Under some conditions, a seemingly non-linear constraint (or objective)
can be restated as a linear one, sometimes with the introduction of a
binary variable. For two variables, x and y, replacing x/y < k (where k
is a constant) with x - k*y < 0 with x,y > 0 is one example. Two more
complex examples are below.
First, the IF statement. Suppose that a firm has a choice of 2 plants
where it can produce a product. If it uses a particular plant to
produce any amount of the product, it incurs a fixed cost of say
$50,000. This has the nature of an IF statement of the type
[IF x>0 then K else 0], where K is a constant. One can replace the IF
with linear equations by introducing a binary variable, b, and a large
constant, say, M. Now, the IF statement becomes
K*b
x <= M*b
b = 0/1 (b is binary)
x >= 0
How does it work? If x is anything other than 0, the x <= M*b will be
satisfied only if b is 1. If b is 1, the K*b will evaluate to K! Also,
since M is a very large number, once b is 1, x <= M*b will always be
true no matter how large x becomes.
Second, the ABS statement. Assume that there are two variables in the
optimization, x and y. Let one of the constraints require that x and y
be within 10 of each other, or ABS(x-y) < 10. This is non-linear.
However, the ABS condition can be decomposed, with the addition of a
dummy variable, z=(x-y) into the IF statement [IF z >= 0 then z < 10
else -z < 10]. The linear equivalent to this requires two binary
variables b and c, and a repeat visit from our friend, M, the very large
constant. The foll. equations yield the same result as [ABS (x-y)<10]
z=x-y
z*b -z*c < 10
z <= M*b
-z <= M*c
b + c <= 1
b,c = 0/1
x,y >= 0
How does it work? Well, if x > y then z > 0. Then, z<=M*b is satisfied
only with b=1; which requires that c=0 to satisfy b+c=1, and that still
satisfies -z < M*c. Similar reasoning works for x < y. If z=0, either
b or c might be one, or both might be zero but we don't care.
--
Regards,
Tushar Mehta
www.tushar-mehta.com
--
In <lhlb1tkuuju6eclfu...@4ax.com>, Myrna Larson
<myrna...@home.com> wrote
> On Fri, 17 Nov 2000 18:19:54 -0500, Tushar Mehta <ng_p...@bigfoot.com>
> wrote:
>
> I don't know much of anything about it, so thanks for the additional info.

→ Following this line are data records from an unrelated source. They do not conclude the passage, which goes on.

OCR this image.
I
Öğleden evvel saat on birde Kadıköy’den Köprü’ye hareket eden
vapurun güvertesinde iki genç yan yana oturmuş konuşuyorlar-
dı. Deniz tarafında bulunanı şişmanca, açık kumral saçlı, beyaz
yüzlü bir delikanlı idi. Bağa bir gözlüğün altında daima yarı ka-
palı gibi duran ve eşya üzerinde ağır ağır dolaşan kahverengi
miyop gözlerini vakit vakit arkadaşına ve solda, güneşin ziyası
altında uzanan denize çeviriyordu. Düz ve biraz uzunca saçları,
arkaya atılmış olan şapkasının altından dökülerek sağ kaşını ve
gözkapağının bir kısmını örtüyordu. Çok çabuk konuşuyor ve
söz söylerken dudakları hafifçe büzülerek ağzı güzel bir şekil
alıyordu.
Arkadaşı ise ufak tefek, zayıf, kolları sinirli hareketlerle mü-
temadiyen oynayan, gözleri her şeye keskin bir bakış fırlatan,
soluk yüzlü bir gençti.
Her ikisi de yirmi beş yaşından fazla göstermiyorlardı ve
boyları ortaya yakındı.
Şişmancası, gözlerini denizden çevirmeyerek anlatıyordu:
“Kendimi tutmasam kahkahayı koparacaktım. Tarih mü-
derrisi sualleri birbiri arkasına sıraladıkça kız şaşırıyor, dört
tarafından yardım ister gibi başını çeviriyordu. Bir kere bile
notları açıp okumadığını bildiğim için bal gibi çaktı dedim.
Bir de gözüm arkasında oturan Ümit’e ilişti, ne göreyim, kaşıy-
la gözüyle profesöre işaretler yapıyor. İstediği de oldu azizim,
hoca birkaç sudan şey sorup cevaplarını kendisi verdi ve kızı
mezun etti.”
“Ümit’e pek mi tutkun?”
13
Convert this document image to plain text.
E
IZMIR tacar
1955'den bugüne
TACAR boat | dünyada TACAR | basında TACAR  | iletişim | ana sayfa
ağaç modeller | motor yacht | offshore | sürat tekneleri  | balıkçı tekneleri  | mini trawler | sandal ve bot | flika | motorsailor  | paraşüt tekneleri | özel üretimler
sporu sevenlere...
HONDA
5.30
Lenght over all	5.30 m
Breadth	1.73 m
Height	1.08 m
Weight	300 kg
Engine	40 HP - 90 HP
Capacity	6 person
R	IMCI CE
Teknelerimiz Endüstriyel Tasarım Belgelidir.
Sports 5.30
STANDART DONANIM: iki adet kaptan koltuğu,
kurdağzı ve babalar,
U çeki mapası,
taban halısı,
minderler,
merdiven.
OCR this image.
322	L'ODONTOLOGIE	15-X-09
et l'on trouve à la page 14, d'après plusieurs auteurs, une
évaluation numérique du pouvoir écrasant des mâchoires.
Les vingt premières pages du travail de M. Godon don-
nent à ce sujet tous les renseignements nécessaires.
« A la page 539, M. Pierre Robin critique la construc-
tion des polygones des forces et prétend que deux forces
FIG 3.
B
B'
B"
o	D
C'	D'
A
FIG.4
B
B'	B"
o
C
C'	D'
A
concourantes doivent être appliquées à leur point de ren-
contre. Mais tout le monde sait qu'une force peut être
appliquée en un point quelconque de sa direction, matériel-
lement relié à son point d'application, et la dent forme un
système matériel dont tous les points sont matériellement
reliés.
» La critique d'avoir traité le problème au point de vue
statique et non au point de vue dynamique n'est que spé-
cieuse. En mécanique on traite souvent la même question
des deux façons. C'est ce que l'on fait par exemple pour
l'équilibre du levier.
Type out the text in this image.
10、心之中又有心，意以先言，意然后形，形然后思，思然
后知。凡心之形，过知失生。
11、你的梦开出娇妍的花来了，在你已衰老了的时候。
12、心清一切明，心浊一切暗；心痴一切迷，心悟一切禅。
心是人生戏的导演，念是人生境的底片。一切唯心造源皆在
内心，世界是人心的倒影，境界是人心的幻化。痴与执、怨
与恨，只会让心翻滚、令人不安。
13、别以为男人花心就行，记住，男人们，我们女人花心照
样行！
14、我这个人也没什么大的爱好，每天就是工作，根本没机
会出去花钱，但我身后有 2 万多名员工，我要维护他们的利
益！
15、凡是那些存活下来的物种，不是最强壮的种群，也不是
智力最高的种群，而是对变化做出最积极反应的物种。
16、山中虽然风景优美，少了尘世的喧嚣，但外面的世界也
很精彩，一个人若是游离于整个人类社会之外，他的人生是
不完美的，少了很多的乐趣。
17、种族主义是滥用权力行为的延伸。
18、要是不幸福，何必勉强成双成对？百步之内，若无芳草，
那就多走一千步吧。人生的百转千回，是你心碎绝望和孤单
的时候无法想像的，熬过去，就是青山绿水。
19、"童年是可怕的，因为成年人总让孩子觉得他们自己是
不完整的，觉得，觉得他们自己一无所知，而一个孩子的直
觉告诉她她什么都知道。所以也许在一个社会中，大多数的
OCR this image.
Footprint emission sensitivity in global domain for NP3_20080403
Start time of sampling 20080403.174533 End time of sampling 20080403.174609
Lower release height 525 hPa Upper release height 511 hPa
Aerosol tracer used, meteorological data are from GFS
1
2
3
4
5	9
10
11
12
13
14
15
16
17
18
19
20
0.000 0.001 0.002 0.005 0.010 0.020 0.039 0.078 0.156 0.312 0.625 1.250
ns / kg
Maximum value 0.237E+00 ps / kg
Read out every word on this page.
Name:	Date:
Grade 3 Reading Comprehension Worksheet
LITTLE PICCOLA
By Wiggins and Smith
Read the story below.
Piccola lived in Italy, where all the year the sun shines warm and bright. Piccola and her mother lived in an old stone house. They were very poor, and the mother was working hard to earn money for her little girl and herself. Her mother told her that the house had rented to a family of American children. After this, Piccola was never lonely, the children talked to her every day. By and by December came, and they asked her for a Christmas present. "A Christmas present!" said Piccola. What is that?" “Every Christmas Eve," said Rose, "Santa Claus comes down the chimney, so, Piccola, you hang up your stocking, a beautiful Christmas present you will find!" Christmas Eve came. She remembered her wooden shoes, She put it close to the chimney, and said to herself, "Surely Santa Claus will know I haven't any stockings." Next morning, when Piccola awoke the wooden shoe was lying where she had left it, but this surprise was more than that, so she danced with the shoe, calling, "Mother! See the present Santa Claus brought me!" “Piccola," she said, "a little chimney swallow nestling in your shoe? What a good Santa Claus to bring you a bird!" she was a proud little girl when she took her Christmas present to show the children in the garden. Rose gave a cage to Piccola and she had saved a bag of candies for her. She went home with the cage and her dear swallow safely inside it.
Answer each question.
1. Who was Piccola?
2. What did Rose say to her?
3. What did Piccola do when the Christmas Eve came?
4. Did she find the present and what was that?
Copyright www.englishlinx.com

> Here's a question that, I'm sure, will betray my novice status re Solver: what
> does the term "linear model" mean? What's the essence of a linear model vs a
> non-linear model?
>
Myrna Larson
wrote:
THANKS VERY MUCH !!! for that info on Solver. Obviously you spent quite a bit
of time on it. I hope there are others that benefit from it, too.